In addition to its ship recycling program, Blue Ocean Environmental is working on ways to clear debris from the ocean floor.
We’ve allowed our oceans to become disposal sites
Around the world, the ocean has become a default site for waste disposal. According to UNESCO, the United Nations Educational, Scientific and Cultural Organization:
“In 2006, every square mile of ocean contained 46,000 pieces of floating plastic. Plastic debris causes the deaths of more than a million seabirds every year, as well as more than 100,000 marine mammals…Plastic materials and other litter can become concentrated in certain areas called gyres as a result of marine pollution gathered by ocean currents. There are now five gyres in our ocean. The North Pacific Gyre, known as the Great Pacific Garbage Patch, occupies a relatively stationery area that is twice the size of Texas.”
We’re focused on what sinks: there’s more debris on the ocean floor
While we may be more aware of surface debris in the ocean because we can see it, there are many other things below the surface that don’t belong there:
- Abandoned cable
- Abandoned drilling platforms
- Spacecraft debris
- Shipwreck debris
- Garbage
Ocean Floor Debris
For almost as long as humans have inhabited the earth, we’ve contaminated a vital resource—our oceans. As a third area of focus, in addition to processing fish heads for human consumption and recycling marine vessels, Blue Ocean Environmental is turning an eye toward cleaning the ocean floor.
Including Falcon 9 rocket debris
For all the positive strides and potential of the SpaceX program (which we do consider to be a good thing in concept), there’s the problem of rocket debris that ends up on the ocean floor after each mission. So far (early 2016), each offshore landing of a Falcon 9 rocket (targeting a floating barge) has ended in a crash. You can see a rundown of the crashes on Wired. But the debris itself is only part of the problem. This video from a Florida NBC affiliate (June 29, 2015) is headlined, “Don’t touch debris from exploded SpaceX rocket—Debris could be toxic, explosive.” Chemicals present in rocket propellant alone include nitrogen tetroxide, ammonium perchlorate, beryllium, unsymmetrical dimethylhydrazine, and monomethylhydrazine. The only substance more toxic than this debris is radioactive material. This video from Reuters via The New York Times shows a January crash off the coast of California.

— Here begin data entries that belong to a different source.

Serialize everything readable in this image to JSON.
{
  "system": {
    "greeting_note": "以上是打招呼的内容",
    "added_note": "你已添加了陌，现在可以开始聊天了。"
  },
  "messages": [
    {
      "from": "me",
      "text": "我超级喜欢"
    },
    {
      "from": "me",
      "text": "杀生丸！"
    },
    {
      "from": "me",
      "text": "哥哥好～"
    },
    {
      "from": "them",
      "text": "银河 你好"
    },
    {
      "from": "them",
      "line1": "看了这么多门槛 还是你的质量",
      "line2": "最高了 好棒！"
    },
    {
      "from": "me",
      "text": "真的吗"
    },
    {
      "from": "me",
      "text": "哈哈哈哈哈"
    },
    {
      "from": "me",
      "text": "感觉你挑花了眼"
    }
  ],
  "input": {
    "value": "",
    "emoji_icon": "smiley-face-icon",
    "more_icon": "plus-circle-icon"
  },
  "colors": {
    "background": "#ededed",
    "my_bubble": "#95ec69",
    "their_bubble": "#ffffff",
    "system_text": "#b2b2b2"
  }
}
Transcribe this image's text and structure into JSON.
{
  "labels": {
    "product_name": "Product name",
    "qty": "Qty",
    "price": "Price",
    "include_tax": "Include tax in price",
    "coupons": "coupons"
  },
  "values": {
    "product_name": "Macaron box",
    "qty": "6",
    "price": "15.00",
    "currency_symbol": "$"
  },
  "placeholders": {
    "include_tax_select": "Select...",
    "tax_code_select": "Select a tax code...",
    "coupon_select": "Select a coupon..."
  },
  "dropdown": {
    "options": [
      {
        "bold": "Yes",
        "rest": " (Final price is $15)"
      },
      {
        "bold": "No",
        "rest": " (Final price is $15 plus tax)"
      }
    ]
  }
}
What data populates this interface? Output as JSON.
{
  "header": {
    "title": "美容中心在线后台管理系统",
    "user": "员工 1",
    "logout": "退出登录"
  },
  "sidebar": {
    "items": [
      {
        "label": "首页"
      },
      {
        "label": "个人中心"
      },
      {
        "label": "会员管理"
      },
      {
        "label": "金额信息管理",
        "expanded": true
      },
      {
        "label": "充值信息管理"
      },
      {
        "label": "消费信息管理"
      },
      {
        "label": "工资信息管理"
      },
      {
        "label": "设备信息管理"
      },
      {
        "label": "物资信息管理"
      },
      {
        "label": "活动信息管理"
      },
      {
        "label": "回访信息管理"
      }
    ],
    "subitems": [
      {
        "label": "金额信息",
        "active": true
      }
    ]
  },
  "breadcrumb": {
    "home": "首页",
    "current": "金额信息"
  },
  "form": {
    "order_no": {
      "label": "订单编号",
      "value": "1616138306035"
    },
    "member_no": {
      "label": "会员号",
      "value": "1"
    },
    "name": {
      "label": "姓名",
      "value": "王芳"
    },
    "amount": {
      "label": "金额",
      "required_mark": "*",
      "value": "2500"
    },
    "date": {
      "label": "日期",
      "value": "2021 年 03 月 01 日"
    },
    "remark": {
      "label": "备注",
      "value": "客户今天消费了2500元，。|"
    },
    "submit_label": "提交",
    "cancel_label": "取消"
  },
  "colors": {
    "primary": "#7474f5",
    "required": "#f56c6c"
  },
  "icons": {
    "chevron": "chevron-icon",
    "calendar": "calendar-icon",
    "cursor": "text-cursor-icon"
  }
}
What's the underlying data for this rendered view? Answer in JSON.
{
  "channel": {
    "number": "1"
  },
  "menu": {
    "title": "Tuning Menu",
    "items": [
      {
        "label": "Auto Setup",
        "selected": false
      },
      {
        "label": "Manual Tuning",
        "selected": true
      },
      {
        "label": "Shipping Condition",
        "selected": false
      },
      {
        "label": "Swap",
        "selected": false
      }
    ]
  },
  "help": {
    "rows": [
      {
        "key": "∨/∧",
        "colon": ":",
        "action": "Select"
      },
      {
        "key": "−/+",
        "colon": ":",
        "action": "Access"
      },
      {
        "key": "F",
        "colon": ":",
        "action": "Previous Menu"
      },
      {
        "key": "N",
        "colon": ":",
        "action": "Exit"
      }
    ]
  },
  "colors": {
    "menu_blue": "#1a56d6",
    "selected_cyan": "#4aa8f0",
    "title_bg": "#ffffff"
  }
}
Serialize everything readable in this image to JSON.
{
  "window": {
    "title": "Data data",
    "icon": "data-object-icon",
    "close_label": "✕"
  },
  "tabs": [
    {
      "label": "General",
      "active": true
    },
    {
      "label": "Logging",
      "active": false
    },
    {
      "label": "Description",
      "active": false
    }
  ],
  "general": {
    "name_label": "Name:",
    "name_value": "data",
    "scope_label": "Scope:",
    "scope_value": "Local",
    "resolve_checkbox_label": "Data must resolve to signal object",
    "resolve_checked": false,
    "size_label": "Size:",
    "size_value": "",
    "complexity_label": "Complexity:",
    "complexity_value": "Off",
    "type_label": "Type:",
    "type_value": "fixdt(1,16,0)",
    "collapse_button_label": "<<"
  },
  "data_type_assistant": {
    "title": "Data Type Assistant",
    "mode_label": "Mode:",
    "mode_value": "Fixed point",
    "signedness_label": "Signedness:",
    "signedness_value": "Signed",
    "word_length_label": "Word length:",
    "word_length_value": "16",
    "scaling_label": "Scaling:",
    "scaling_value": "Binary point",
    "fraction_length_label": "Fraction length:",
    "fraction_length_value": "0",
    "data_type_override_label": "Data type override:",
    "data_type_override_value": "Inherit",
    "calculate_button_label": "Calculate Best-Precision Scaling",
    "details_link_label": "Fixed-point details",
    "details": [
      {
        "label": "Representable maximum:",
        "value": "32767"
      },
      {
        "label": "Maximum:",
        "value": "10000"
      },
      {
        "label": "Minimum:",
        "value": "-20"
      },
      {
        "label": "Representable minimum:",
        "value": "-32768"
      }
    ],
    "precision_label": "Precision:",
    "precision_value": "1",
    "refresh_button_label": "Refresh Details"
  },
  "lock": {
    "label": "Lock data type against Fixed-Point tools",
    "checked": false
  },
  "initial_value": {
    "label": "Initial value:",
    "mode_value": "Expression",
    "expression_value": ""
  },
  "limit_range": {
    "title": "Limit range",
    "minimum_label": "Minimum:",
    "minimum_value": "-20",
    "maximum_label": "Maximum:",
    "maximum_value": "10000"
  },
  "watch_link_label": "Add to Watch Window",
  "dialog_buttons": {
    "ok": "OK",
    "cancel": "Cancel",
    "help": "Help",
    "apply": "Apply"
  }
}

Our first effort focused on the ocean floor includes funding a $50,000 survey off the California coast to establish the debris field and sea life kill zone from the Falcon 9 rocket that crashed into the ocean in early 2016. We will work with the Coast Guard, NOAA, Army Corps of Engineers, Environmental Protection Agency and U.S. Fish and Wildlife to gather time-sensitive information as to the location and size of the debris fields to better assist in remedying this environmental disaster and facilitate healing of the ocean. The second phase of the effort (with additional funding) will include removing and recycling the debris in full compliance with environmental quality standards. Cleanup of this chemical spill–where raw, highly active and potent chemicals were introduced to the ecosystem instantly–is of the highest priority.